O seu estudo mostra a relação entre o uso de certas palavras em poemas e os suicídio de poetas. O senhor acha que essa relação pode ser estendida para pessoas em geral?
James Pennebaker - Temos evidências de que o uso muito grande da primeira pessoa do singular (eu, meu) está ligado a maiores níveis de depressão. Então, sim, é seguro dizer que as palavras que usamos na linguagem do dia-a-dia refletem quem somos e o que estamos vivendo. No caso dos poetas, descobrimos também que a auto-referência se estende por toda a sua obra. Quer dizer, não aumentam com o tempo. Isso indica que a preocupação consigo mesmo que os poetas suicidas apresentavam não se relaciona com o aumento de sua fama ou reconhecimento de sua obra ao longo dos anos. Além disso, o uso da primeira pessoal do plural, que indica uma integração nas relações sociais e interpessoais, foi mais baixa no grupo de poetas suicidas do que no grupo de não-suicidas.
O senhor disse que ficou surpreso, no caso dos poetas, com os resultados obtidos em relação ao número de palavras relacionadas a emoções negativas e positivas. Por quê?

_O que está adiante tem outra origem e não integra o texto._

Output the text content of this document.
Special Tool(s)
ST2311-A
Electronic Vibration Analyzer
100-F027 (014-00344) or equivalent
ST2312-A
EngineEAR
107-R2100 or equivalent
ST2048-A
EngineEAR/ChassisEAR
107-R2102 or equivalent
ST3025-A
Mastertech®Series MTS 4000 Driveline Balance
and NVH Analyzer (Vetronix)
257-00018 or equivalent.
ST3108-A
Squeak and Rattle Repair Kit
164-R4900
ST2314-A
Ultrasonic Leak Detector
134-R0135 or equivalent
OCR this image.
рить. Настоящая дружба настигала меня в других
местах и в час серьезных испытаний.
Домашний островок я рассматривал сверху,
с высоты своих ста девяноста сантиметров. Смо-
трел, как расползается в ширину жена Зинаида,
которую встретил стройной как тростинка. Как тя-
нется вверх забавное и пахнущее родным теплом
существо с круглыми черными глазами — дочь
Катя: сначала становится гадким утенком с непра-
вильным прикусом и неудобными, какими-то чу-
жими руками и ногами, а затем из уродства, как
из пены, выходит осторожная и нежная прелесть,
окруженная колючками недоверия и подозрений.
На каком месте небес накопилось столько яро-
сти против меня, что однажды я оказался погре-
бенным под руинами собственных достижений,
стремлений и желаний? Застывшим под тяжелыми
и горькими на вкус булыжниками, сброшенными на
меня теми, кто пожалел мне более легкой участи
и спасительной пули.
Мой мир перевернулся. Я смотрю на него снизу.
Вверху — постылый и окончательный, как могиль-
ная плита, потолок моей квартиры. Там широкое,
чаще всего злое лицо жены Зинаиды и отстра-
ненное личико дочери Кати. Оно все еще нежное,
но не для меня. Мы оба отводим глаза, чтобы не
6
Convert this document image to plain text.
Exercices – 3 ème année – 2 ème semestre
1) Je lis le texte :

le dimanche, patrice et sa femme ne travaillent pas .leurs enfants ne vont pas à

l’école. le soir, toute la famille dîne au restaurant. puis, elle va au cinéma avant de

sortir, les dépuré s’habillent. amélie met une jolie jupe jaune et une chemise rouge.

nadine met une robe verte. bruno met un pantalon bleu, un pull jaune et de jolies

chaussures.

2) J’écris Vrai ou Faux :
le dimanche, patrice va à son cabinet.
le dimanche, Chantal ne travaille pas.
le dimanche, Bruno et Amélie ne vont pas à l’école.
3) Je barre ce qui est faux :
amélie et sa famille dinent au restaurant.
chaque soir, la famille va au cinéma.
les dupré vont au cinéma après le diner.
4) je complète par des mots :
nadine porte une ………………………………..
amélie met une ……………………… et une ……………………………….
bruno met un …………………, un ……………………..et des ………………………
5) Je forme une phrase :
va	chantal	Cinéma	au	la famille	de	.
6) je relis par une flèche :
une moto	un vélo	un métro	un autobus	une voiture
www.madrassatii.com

JP - Os poetas que cometeram suicídio usaram mais palavras ligadas à morte do que os não suicidas. Mas surpreendentemente a expressão de emoção positiva e negativa não variou significativamente entre os dois grupos. Na superfície, você poderia pensar que os suicidas iriam expressar um número grande de palavras associadas a emoções negativas (tristeza, raiva, culpa) e pequeno de emoções positivas (alegria, amor, excitação). Isso não acontece. Poetas suicidas e não suicidas usam essa classe de palavras com a mesma freqüência. Acho que isso indica que os problemas enfrentados pelos poetas suicidas são de cunho social e não somente de humor.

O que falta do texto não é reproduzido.